RMSE (Root Mean Squared Error) has the same unit as your target, making it directly interpretable.

r2 = r2_score(y_test, y_pred)
rmse = np.sqrt(mean_squared_error(y_test, y_pred))

print(f"R-squared: {r2:.4f}")
print(f"RMSE: {rmse:.4f} C")

fig, ax = plt.subplots(figsize=(8, 8))
ax.scatter(y_test, y_pred, alpha=0.5, s=15)
ax.plot([y_test.min(), y_test.max()], [y_test.min(), y_test.max()],
        "r--", lw=2, label="Perfect prediction")
ax.set_xlabel("Actual Temperature (C)")
ax.set_ylabel("Predicted Temperature (C)")
ax.set_title(f"Predicted vs Actual (R2={r2:.3f})")
ax.legend()
plt.tight_layout()
plt.show()

Practical Example: Predicting Energy Consumption From Production Data

A factory wants to predict daily energy consumption to optimize its electricity contract.

np.random.seed(42)
days = 365

df = pd.DataFrame({
    "production_tons": np.random.uniform(50, 200, days),
    "ambient_temp_c": 20 + 10 * np.sin(np.linspace(0, 2 * np.pi, days)),
    "machines_active": np.random.randint(3, 8, days),
    "weekend": np.tile([0, 0, 0, 0, 0, 1, 1], 53)[:days]
})

df["energy_kwh"] = (500 + 12 * df["production_tons"]
                    + 8 * df["ambient_temp_c"]
                    + 150 * df["machines_active"]
                    - 200 * df["weekend"]
                    + np.random.normal(0, 100, days))

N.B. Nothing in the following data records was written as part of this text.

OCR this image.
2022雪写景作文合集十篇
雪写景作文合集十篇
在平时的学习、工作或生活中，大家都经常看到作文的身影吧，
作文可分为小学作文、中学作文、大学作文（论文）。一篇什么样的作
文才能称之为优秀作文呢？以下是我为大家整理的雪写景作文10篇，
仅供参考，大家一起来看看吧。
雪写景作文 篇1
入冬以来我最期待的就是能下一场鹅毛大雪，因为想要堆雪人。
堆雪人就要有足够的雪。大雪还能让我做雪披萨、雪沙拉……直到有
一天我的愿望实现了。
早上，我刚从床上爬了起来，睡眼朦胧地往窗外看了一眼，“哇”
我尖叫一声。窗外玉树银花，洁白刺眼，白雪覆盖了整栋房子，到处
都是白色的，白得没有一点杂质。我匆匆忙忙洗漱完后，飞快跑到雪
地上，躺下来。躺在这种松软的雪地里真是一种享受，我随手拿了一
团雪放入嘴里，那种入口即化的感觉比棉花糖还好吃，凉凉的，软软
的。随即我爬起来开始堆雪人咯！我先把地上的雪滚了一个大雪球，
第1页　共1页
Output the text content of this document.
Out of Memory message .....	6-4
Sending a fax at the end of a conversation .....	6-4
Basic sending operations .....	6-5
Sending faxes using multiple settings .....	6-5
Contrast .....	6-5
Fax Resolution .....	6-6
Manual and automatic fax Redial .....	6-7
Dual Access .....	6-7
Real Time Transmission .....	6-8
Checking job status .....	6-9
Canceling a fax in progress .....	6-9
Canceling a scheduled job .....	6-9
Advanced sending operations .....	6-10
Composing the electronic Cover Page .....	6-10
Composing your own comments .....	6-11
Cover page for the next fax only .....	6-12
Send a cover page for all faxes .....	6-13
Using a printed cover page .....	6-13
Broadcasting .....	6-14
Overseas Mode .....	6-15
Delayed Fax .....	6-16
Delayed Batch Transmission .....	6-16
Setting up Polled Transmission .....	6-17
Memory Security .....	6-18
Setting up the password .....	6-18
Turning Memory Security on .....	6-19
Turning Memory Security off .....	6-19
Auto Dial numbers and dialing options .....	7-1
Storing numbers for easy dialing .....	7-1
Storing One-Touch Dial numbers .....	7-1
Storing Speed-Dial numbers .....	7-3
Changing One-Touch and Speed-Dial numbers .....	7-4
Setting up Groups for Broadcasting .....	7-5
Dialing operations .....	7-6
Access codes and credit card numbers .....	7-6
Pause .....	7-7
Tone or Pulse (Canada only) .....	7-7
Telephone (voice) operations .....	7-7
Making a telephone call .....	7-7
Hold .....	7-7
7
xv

X = df[["production_tons", "ambient_temp_c", "machines_active", "weekend"]]
y = df["energy_kwh"]

X_train, X_test, y_train, y_test = train_test_split(X, y, test_size=0.2,
                                                      random_state=42)
model = LinearRegression()
model.fit(X_train, y_train)
y_pred = model.predict(X_test)

print(f"R-squared: {r2_score(y_test, y_pred):.4f}")
print(f"RMSE: {np.sqrt(mean_squared_error(y_test, y_pred)):.1f} kWh")
print("\nFactor contributions:")
for name, coef in zip(X.columns, model.coef_):
    print(f"  {name}: {coef:+.2f} kWh per unit")

Summary

In this lesson you learned regression for predicting continuous values. You built simple linear regression with one variable and multiple regression with several factors. You practiced splitting data into training and testing sets, and evaluated model quality using R-squared and RMSE. Finally, you predicted factory energy consumption from production data. In the next lesson, you will move to classification -- predicting categories instead of numbers.